China’s overseas-focused state oil explorer and producer CNOOC gained 44 percent in its first day of trading in mainland China in the latest sign of growing investor appetite for oil and gas exposure.
CNOOC, Bloomberg recalls, was delisted from the New York Stock Exchange because of U.S. sanctions last year. The Trump administration added the Chinese state oil company to a black list of companies banned from access to U.S. technology without specific permission.
Following its New York delisting, CNOOC said it would float its shares on the Shanghai Stock Exchange, seeking to raise some $5.4 billion to use for project development. Later, the total amount of money was revised down to $4.3 billion.
“We will take this opportunity to make full use of domestic and overseas financing channels to promote the high-quality and sustainable development of the company,” CNOOC’s chairman Wang Dongjin said in a statement as quoted by Bloomberg.
Meanwhile, CNOOC is pulling out of Europe and North America for fear it may become subject to further sanction action, Reuters reported earlier this month.

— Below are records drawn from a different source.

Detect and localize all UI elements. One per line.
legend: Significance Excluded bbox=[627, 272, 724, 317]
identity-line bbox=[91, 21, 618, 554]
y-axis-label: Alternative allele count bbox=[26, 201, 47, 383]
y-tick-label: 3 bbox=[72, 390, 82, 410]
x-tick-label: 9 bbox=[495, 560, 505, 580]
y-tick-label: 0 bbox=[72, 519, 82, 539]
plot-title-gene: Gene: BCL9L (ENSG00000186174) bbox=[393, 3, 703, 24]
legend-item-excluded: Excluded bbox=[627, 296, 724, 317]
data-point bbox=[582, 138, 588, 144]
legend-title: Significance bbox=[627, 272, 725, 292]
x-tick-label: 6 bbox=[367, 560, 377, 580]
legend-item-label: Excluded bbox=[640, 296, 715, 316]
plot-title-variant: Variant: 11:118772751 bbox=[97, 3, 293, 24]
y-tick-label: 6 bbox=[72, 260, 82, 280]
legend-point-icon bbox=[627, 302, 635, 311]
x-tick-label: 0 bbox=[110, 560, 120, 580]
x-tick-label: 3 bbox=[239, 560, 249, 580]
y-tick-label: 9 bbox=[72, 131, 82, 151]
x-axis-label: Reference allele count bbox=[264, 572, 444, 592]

Citing industry sources, the report said the Chinese oil company was preparing to exit its business in Britain, the United States, and Canada. The combined output of these assets, per Reuters calculations, stands at some 220,000 bpd.
According to one industry source who spoke to Reuters, these assets were considered “marginal and hard to manage” by the company.
In the meantime, however, CNOOC is seeking to expand in Africa and Latin America, and more specifically in Brazil, Uganda, and Guyana, the Reuters report also said.
In its report on the CNOOC listing, Bloomberg noted that the company’s focus on exploration and production offers investors more direct exposure to the oil price rally than its fellow state oil majors, which also have substantial downstream businesses.